Les palpitations sont un motif fréquent de consultation en cardiologie, particulièrement en rythmologie. Même si dans certains cas les palpitations sont bénignes (surtout chez les sujets jeunes sans antécédent), elles peuvent révéler une authentique pathologie cardiaque dont il convient de faire un diagnostic précis afin de proposer un traitement et un suivi approprié. Ainsi, certains signes sont à rechercher, devant plus spécifiquement alerter le patient et le médecin.
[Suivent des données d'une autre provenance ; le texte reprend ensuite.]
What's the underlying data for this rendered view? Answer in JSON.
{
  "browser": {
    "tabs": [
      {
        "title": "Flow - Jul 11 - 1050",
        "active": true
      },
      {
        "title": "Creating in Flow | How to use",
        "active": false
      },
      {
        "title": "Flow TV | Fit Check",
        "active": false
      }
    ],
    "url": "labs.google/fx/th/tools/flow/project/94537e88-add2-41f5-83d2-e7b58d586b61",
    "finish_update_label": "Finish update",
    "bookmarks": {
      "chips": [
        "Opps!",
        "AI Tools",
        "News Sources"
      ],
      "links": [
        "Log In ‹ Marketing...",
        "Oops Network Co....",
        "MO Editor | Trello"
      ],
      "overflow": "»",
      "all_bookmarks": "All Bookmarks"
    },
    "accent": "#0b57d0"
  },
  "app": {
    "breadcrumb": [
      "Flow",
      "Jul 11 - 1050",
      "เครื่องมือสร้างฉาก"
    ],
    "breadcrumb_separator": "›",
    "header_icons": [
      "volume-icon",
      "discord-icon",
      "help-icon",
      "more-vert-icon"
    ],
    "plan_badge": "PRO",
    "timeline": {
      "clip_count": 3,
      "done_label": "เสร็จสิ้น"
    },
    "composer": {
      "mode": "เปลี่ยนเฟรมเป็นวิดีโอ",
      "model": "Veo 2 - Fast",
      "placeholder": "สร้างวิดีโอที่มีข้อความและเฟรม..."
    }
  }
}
Citons parmi ces signes :
  • Un terrain familial à risque : antécédent de maladie cardiaque (maladie génétique le plus souvent type dysplasie, syndrome de Brugada, Syndrome du QT long, ou cardiopathie dilatée) ou de mort subite inexpliquée à un âge jeune chez un apparenté du premier ou second degré.
  • Un terrain personnel à risque : maladie cardiaque connue, cardiopathie congénitale, facteurs de risque cardiovasculaires, antécédent d’accident vasculaire cérébral…
  • Une consommation de médicaments ou toxiques arythmogènes
  • La présence de signes fonctionnels cardiologiques associés : DYSPNEE (essoufflement), DOULEUR THORACIQUE ou PERTE DE CONNAISSANCE, contemporains ou non des palpitations.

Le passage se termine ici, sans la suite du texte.